Middle-aged Americans who lose out on lifespans
MIDDLE-AGE white Americans with limited education are increasingly dying younger than other middle-age adults in the United States, a trend driven by their dwindling economic opportunities, research by two Princeton University economists has found.
The economists, Anne Case and Angus Deaton, argue in a paper released yesterday that the loss of steady middle-income jobs for those with high school degrees or less has triggered broad problems for this group.
They are more likely than their college-educated counterparts, for example, to be unemployed, unmarried or afflicted with poor health.

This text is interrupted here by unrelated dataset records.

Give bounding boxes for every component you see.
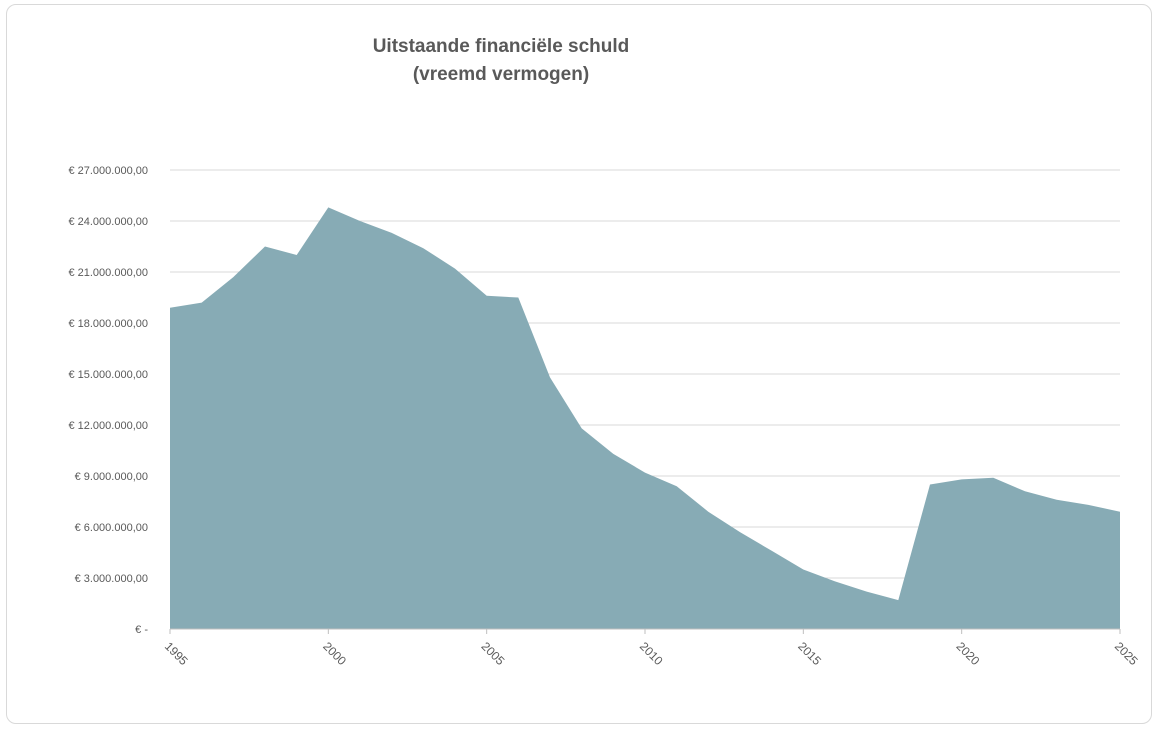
x-axis-tick-labels: 1995 2000 2005 2010 2015 2020 2025 [162,639,1141,668]
x-tick-label: 2005 [479,639,508,668]
x-tick-label: 2025 [1112,639,1141,668]
y-tick-label: € 18.000.000,00 [68,318,148,330]
y-tick-label: € 21.000.000,00 [68,267,148,279]
x-tick-label: 2020 [954,639,983,668]
chart-title-line-1: Uitstaande financiële schuld [373,36,630,57]
series-area [170,207,1120,629]
y-tick-label: € 15.000.000,00 [68,369,148,381]
y-tick-label: € 3.000.000,00 [75,573,148,585]
y-tick-label: € - [135,624,148,636]
y-tick-label: € 9.000.000,00 [75,471,148,483]
y-tick-label: € 27.000.000,00 [68,165,148,177]
x-tick-label: 2015 [795,639,824,668]
x-tick-label: 2010 [637,639,666,668]
y-tick-label: € 6.000.000,00 [75,522,148,534]
y-axis-tick-labels: € - € 3.000.000,00 € 6.000.000,00 € 9.000.0… [68,165,148,636]
y-tick-label: € 24.000.000,00 [68,216,148,228]
area-series [170,207,1120,629]
x-tick-label: 1995 [162,639,191,668]
chart-title-line-2: (vreemd vermogen) [413,64,589,85]
x-axis [169,628,1121,634]
x-tick-label: 2000 [320,639,349,668]
y-tick-label: € 12.000.000,00 [68,420,148,432]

“This is a story of the collapse of the white working class,” Deaton said. “The labor market has very much turned against them.”
Those dynamics helped to fuel the rise of President Donald Trump, who won widespread support among whites with a limited education. Yet Deaton said Trump’s policies were unlikely to reverse these trends, particularly the health-care legislation that the president was championing.
“The policies that you see, seem almost perfectly designed to hurt the very people who voted for him,” Deaton said.
Case and Deaton’s paper follows up on research they released in 2015 that documented a sharp increase in mortality among middle-aged whites.
In the paper released yesterday, Case and Deaton found that men without college degrees were less likely to receive rising incomes over time, a trend “consistent with men moving to lower and lower skilled jobs ... That’s the kind of thing that can lead people to despair.”